Nuclear technology company formed in June 2016

IP3 International (International Peace, Power and Prosperity) is a nuclear technology company formed in June 2016. One project involved a plan to transfer nuclear technology from the United States to Saudi Arabia.

==History==
During the 2016 U.S. presidential campaign of Donald Trump, and subsequently, Trump aides Michael Flynn and Jared Kushner were engaged in promoting IP3 International's plan to transfer nuclear technology from the US to Saudi Arabia, for use in a proposed joint US-Russian project, in possible violation of the Atomic Energy Act. In January 2017, Derek Harvey, a retired Army intelligence officer, former staffer for David Petraeus, and then-staffer of the National Security Council under Michael Flynn, advocated for the IP3 nuclear sales plan. Harvey continued to speak with Michael Flynn "every night" even after Flynn resigned.

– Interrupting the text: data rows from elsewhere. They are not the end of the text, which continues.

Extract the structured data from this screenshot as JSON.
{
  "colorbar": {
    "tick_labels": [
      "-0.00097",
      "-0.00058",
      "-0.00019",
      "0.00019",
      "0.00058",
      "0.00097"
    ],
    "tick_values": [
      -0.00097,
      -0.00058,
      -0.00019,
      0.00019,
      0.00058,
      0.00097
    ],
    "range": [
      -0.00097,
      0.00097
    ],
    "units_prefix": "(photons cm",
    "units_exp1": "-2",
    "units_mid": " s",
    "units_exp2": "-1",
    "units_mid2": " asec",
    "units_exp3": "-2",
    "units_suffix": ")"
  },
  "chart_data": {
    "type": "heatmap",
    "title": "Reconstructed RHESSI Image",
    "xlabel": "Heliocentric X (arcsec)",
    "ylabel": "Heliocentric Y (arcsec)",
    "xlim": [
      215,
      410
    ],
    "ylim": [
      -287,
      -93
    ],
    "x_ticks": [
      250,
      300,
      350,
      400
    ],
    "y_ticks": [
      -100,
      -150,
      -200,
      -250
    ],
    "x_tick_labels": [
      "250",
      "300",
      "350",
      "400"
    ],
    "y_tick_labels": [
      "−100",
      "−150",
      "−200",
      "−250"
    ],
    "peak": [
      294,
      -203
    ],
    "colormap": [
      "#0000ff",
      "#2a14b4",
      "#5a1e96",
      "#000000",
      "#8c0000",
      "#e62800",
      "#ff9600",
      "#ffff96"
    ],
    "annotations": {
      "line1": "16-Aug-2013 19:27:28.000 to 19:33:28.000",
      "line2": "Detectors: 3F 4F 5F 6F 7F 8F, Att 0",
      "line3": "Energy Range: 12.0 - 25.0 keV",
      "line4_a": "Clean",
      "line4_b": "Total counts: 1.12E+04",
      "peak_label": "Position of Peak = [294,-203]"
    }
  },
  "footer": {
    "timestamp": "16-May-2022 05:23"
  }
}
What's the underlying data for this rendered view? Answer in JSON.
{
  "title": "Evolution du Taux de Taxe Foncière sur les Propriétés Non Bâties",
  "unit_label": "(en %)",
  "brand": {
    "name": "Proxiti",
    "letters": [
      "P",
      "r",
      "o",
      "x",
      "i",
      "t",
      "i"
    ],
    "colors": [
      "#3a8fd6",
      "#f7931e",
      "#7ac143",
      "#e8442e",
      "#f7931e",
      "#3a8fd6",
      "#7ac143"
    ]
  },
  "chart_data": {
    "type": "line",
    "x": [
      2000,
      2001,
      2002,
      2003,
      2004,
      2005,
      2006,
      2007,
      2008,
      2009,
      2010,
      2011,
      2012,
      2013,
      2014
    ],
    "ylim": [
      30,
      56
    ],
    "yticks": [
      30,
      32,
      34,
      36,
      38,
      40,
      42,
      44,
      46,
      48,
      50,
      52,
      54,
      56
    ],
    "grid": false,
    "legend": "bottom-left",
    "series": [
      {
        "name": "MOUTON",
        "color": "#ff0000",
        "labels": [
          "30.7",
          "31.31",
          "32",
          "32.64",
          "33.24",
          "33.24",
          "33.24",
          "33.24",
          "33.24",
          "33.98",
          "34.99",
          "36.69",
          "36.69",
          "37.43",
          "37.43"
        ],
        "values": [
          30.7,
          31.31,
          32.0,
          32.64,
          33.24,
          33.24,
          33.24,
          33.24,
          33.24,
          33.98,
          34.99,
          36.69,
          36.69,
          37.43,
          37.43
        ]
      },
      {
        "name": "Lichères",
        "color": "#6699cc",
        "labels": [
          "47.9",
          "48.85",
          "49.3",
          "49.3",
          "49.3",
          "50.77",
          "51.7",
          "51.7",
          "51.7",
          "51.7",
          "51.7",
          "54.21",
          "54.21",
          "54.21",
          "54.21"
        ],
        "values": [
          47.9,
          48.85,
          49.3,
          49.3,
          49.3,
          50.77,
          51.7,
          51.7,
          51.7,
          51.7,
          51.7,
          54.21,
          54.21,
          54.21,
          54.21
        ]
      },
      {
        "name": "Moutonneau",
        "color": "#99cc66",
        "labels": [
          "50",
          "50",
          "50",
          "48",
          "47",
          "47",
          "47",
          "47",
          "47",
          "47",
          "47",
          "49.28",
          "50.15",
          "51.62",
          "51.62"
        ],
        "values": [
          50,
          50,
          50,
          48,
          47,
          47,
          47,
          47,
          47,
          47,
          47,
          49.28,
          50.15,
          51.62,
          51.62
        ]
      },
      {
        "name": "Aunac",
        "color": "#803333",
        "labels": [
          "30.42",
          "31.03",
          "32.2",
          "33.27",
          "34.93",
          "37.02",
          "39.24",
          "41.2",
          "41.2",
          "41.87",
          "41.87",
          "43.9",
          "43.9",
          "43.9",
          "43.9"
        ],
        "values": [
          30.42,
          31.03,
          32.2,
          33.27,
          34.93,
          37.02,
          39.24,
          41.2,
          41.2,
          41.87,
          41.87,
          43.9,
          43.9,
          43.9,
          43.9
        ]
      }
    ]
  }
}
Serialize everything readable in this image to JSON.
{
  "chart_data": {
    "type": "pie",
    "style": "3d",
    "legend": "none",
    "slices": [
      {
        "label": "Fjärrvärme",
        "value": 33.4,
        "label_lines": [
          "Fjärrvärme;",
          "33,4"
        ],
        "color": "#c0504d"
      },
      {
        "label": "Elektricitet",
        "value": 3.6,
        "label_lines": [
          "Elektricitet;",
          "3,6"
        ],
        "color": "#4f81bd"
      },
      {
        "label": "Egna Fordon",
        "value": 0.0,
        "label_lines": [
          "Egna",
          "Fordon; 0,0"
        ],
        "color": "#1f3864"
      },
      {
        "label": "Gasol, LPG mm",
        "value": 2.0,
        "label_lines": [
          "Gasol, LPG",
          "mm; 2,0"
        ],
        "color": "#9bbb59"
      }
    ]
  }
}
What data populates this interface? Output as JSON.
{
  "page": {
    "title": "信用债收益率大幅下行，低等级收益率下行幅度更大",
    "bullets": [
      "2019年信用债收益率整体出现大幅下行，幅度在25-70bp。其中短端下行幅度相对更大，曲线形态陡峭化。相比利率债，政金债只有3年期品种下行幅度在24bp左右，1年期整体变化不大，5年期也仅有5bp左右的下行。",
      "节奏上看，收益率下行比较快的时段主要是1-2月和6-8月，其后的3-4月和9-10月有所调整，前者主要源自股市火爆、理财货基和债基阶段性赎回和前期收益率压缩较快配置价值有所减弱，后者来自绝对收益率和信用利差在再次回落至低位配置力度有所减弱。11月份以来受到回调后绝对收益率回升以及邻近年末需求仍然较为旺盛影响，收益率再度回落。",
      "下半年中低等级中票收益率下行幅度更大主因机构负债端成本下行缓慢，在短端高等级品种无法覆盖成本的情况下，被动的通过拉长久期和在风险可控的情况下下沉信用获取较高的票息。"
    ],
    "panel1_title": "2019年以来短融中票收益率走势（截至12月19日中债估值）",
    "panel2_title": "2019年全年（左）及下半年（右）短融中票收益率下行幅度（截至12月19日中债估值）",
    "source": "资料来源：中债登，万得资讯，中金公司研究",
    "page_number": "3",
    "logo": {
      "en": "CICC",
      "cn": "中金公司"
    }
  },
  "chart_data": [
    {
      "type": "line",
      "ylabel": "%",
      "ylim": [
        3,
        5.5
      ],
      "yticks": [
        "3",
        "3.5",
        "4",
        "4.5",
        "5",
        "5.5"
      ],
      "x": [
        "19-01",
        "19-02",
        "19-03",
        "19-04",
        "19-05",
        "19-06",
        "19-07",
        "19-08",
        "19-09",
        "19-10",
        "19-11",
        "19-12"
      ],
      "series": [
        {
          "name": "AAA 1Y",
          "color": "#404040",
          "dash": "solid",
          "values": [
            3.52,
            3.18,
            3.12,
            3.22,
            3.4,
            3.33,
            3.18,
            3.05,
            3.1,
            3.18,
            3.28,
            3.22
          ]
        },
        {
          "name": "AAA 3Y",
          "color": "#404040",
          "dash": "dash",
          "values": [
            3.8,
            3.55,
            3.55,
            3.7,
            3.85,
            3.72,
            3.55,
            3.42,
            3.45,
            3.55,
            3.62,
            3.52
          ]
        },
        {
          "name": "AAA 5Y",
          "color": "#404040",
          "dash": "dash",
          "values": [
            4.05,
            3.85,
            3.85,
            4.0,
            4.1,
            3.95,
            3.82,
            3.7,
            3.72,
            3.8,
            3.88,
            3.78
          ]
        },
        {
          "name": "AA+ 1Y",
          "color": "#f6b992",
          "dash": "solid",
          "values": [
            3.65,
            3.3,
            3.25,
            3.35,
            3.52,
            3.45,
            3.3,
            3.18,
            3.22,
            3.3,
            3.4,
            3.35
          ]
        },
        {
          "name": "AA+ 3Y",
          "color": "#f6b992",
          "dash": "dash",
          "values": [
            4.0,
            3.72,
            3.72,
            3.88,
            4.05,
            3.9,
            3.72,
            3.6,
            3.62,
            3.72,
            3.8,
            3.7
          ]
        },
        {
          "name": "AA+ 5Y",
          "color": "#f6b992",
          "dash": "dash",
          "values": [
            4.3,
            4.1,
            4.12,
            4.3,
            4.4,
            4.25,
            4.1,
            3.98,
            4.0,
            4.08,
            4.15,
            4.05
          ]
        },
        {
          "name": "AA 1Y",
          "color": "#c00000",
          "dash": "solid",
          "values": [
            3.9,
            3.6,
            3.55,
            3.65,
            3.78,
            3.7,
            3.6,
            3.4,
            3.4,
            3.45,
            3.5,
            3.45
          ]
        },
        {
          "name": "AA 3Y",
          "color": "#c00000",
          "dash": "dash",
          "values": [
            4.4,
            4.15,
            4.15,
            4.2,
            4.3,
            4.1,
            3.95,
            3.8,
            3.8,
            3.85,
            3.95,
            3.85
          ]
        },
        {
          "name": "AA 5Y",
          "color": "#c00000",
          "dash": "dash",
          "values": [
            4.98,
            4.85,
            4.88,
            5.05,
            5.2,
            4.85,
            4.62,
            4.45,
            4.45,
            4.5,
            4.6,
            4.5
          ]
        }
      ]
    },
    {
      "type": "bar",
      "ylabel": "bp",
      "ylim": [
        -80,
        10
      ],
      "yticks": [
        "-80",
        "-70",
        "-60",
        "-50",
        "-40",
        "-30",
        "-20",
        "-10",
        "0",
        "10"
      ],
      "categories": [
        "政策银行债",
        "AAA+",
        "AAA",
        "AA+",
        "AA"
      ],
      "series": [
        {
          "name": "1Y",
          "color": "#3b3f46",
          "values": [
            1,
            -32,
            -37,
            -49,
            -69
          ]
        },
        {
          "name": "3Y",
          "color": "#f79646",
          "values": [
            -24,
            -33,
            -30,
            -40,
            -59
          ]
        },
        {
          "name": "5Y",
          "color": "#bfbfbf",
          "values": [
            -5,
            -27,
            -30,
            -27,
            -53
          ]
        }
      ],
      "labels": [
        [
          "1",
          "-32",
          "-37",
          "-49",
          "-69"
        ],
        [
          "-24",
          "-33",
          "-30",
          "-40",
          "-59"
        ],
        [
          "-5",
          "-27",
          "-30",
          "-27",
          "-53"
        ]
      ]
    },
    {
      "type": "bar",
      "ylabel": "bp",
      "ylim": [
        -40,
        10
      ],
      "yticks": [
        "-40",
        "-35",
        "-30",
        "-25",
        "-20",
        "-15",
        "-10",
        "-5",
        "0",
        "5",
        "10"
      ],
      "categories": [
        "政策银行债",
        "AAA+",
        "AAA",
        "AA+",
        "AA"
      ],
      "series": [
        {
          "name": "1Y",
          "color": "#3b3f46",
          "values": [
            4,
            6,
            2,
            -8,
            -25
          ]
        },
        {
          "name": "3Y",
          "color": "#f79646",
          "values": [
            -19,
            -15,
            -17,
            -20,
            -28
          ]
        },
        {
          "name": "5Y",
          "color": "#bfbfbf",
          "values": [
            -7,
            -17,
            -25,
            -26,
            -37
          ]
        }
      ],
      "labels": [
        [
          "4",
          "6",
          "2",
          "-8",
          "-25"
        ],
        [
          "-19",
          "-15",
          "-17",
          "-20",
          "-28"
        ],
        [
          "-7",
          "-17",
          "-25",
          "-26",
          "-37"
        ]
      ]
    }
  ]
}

In February 2019, United States House Committee on Oversight and Reform chairman Elijah E. Cummings released a report on the matter, based in part upon testimony from whistleblowers within White House. The House Oversight Committee released a second interim staff report and supporting documents in July 2019, highlighting the "gold standard" of nuclear proliferation. It also reported lobbying by Flynn and Barrack and briefings to White House members including President Trump, Jared Kushner, Gary Cohn, Mike Pompeo, and Rick Perry.

==Personnel==
Notable personnel include:
- Keith B. Alexander, cofounder and director, retired Army general, former director of the National Security Agency
- Lars Buttler, director, founder of Trion Worlds gaming
- James Cartwright, director, retired Marine Corps general, pardoned by President Obama after pleading guilty for leaking classified information
- Jack Keane, cofounder and director, retired Army general
- Robert McFarlane, cofounder and director, retired Marine Corps officer, pardoned by President George H.W. Bush after pleading guilty for involvement in the Iran-Contra affair
- Eric T. Olson, director, retired Navy admiral, former Navy SEAL
- Mike Rogers, director, former Republican congressional representative for Michigan
- Frances Townsend, director, former Homeland Security Advisor, former Justice Department attorney
- Alan Dunn, chief legal officer, twin brother of Congressman Neal Dunn and director of the failed 2018 US Expo Pavilion in Dubai, for which he was sued by the Attorney General of the District of Columbia.
- Michael J. Wallace, director, former head of Constellation Energy, member of National Infrastructure Advisory Council, member of Center for Strategic and International Studies

Michael Flynn has described himself as an advisor to IP3, which the company denies. The company does acknowledge that it has a relationship with Flynn and some officials of the company were part of ACU Strategic Partners, but had differences with Russian partnership which was advocated by its managing partner, Alex Copson.